Causeway rescues have cost charity £130,000
DRIVERS stranded on a Northumberland causeway have cost a charity rescue service up to £130,000 over the past five years.
Motorists are regularly caught out when attempting to negotiate the causeway linking Holy Island to the mainland outside safe crossing times, when their vehicles become trapped in the rising tide.
This happens despite warning signs on the causeway.
Drivers are rescued by local coastguards and, if the water is deep enough, the Seahouses inshore lifeboat.
The lifeboat crew launches up to 12 times a year to deal with such call-outs.
The RNLI’s funds are hit by an estimated £2,200 cost every time this happens. This adds up to between £66,000 and £132,000 over a five-year period.
Last night, Coun Dougie Watkin, whose Northumberland County Council ward covers Holy Island, acknowledged that the call-outs cost the emergency services a considerable amount but said people should not be deterred from calling them when in genuine need.
He said: “The one thing we do not want to do is under any circumstances is to stop people ringing the emergency services when they get into trouble.
“The cost of somebody ringing the emergency services compared to someone losing their life is negligible.
“However, you could weep. Nobody, I repeat nobody, drives off the east side of the island to try to get to Denmark, why do they feel the need to drive off the west side to get to England?
“The first vehicle got stuck on the causeway the first week it was open in 1954.
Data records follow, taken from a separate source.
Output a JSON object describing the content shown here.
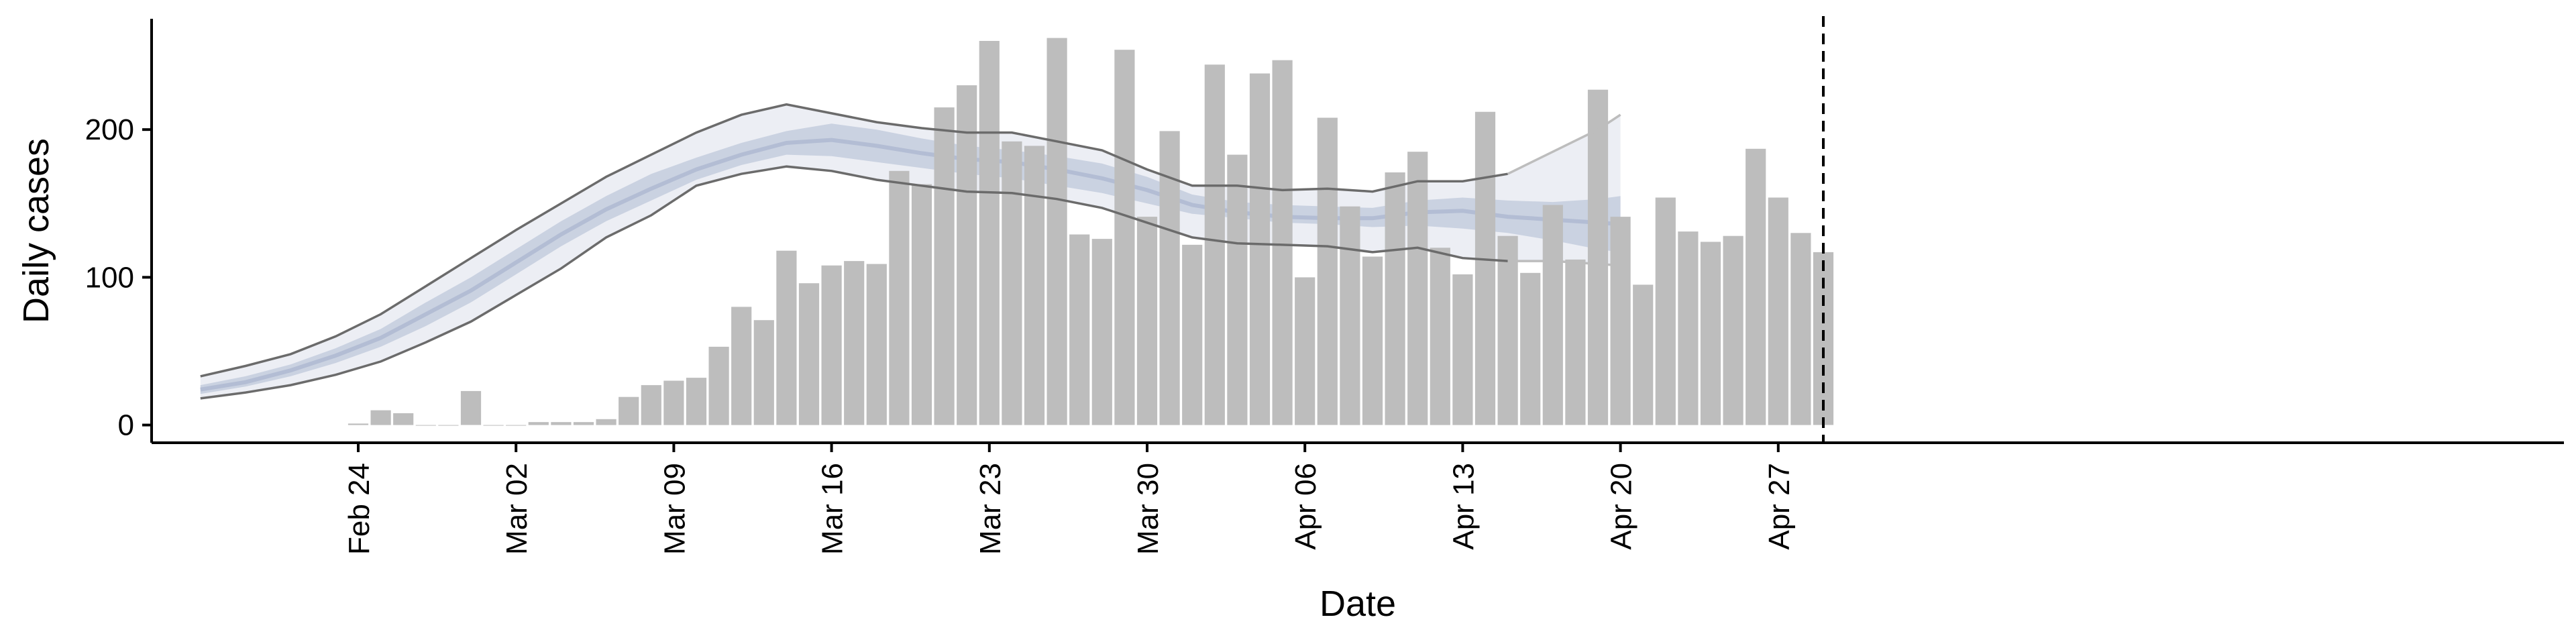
{
  "chart_data": {
    "type": "bar",
    "xlabel": "Date",
    "ylabel": "Daily cases",
    "x_tick_labels": [
      "Feb 24",
      "Mar 02",
      "Mar 09",
      "Mar 16",
      "Mar 23",
      "Mar 30",
      "Apr 06",
      "Apr 13",
      "Apr 20",
      "Apr 27"
    ],
    "y_tick_labels": [
      "0",
      "100",
      "200"
    ],
    "y_ticks": [
      0,
      100,
      200
    ],
    "ylim": [
      -12,
      275
    ],
    "x_range": [
      "2020-02-17",
      "2020-05-03"
    ],
    "grid": false,
    "legend": "none",
    "colors": {
      "bars": "#bdbdbd",
      "band_outer": "#eceef4",
      "band_inner": "#c7cedf",
      "band_outline": "#6b6b6b",
      "forecast_outline": "#bdbdbd",
      "vline": "#000000"
    },
    "reference_line": {
      "date": "2020-04-29",
      "style": "dashed"
    },
    "bars": {
      "x": [
        "2020-02-24",
        "2020-02-25",
        "2020-02-26",
        "2020-02-27",
        "2020-02-28",
        "2020-02-29",
        "2020-03-01",
        "2020-03-02",
        "2020-03-03",
        "2020-03-04",
        "2020-03-05",
        "2020-03-06",
        "2020-03-07",
        "2020-03-08",
        "2020-03-09",
        "2020-03-10",
        "2020-03-11",
        "2020-03-12",
        "2020-03-13",
        "2020-03-14",
        "2020-03-15",
        "2020-03-16",
        "2020-03-17",
        "2020-03-18",
        "2020-03-19",
        "2020-03-20",
        "2020-03-21",
        "2020-03-22",
        "2020-03-23",
        "2020-03-24",
        "2020-03-25",
        "2020-03-26",
        "2020-03-27",
        "2020-03-28",
        "2020-03-29",
        "2020-03-30",
        "2020-03-31",
        "2020-04-01",
        "2020-04-02",
        "2020-04-03",
        "2020-04-04",
        "2020-04-05",
        "2020-04-06",
        "2020-04-07",
        "2020-04-08",
        "2020-04-09",
        "2020-04-10",
        "2020-04-11",
        "2020-04-12",
        "2020-04-13",
        "2020-04-14",
        "2020-04-15",
        "2020-04-16",
        "2020-04-17",
        "2020-04-18",
        "2020-04-19",
        "2020-04-20",
        "2020-04-21",
        "2020-04-22",
        "2020-04-23",
        "2020-04-24",
        "2020-04-25",
        "2020-04-26",
        "2020-04-27",
        "2020-04-28",
        "2020-04-29"
      ],
      "values": [
        1,
        10,
        8,
        0,
        0,
        23,
        0,
        0,
        2,
        2,
        2,
        4,
        19,
        27,
        30,
        32,
        53,
        80,
        71,
        118,
        96,
        108,
        111,
        109,
        172,
        163,
        215,
        230,
        260,
        192,
        189,
        262,
        129,
        126,
        254,
        141,
        199,
        122,
        244,
        183,
        238,
        247,
        100,
        208,
        148,
        114,
        171,
        185,
        120,
        102,
        212,
        128,
        103,
        149,
        112,
        227,
        141,
        95,
        154,
        131,
        124,
        128,
        187,
        154,
        130,
        117
      ]
    },
    "estimate_band": {
      "x": [
        "2020-02-17",
        "2020-02-19",
        "2020-02-21",
        "2020-02-23",
        "2020-02-25",
        "2020-02-27",
        "2020-02-29",
        "2020-03-02",
        "2020-03-04",
        "2020-03-06",
        "2020-03-08",
        "2020-03-10",
        "2020-03-12",
        "2020-03-14",
        "2020-03-16",
        "2020-03-18",
        "2020-03-20",
        "2020-03-22",
        "2020-03-24",
        "2020-03-26",
        "2020-03-28",
        "2020-03-30",
        "2020-04-01",
        "2020-04-03",
        "2020-04-05",
        "2020-04-07",
        "2020-04-09",
        "2020-04-11",
        "2020-04-13",
        "2020-04-15",
        "2020-04-17",
        "2020-04-19",
        "2020-04-20"
      ],
      "outer_lower": [
        18,
        22,
        27,
        34,
        43,
        56,
        70,
        88,
        106,
        127,
        142,
        162,
        170,
        175,
        172,
        166,
        162,
        158,
        157,
        153,
        147,
        137,
        127,
        123,
        122,
        121,
        117,
        120,
        113,
        111,
        111,
        109,
        108
      ],
      "inner_lower": [
        21,
        26,
        33,
        42,
        53,
        67,
        83,
        102,
        121,
        138,
        152,
        166,
        176,
        183,
        182,
        178,
        174,
        170,
        167,
        162,
        157,
        150,
        143,
        140,
        137,
        136,
        134,
        135,
        133,
        130,
        125,
        119,
        117
      ],
      "median": [
        24,
        29,
        37,
        47,
        59,
        75,
        91,
        110,
        129,
        146,
        160,
        173,
        183,
        191,
        193,
        189,
        184,
        180,
        178,
        173,
        167,
        159,
        149,
        144,
        141,
        140,
        140,
        144,
        145,
        141,
        139,
        137,
        136
      ],
      "inner_upper": [
        27,
        33,
        41,
        52,
        65,
        83,
        100,
        119,
        138,
        155,
        170,
        181,
        191,
        199,
        204,
        200,
        194,
        189,
        186,
        182,
        177,
        168,
        156,
        151,
        149,
        148,
        147,
        152,
        154,
        152,
        151,
        153,
        155
      ],
      "outer_upper": [
        33,
        40,
        48,
        60,
        75,
        94,
        113,
        132,
        150,
        168,
        183,
        198,
        210,
        217,
        211,
        205,
        201,
        198,
        198,
        192,
        186,
        173,
        162,
        162,
        159,
        160,
        158,
        165,
        165,
        170,
        185,
        200,
        210
      ]
    }
  }
}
“I appreciate the problems the emergency services have had, but equally they are to be complimented because we have never lost anybody on the causeway.”
Seahouses lifeboat operations manager Ian Clayton said: “It costs the RNLI a lot of money to get up there.”
The RNLI obtain its money through public donations and fundraising events.
“It costs millions of pounds every year to fund the RNLI, to provide a service and it is a service that is free of charge and at no cost to the taxpayer.
“Every country with a coastline has an obligation to provide a rescue service.”
The call-out figure of £2,200 covers the maintenance of the boat and the wages of the mechanics who check it out after each incident.
The most recent call-out on the causeway involved a pair of Spanish holidaymakers, who did not speak English, who attempted to cross more than an hour after the safe times on Tuesday. They abandoned their vehicle and were rescued from a refuge box on the crossing by the lifeboat.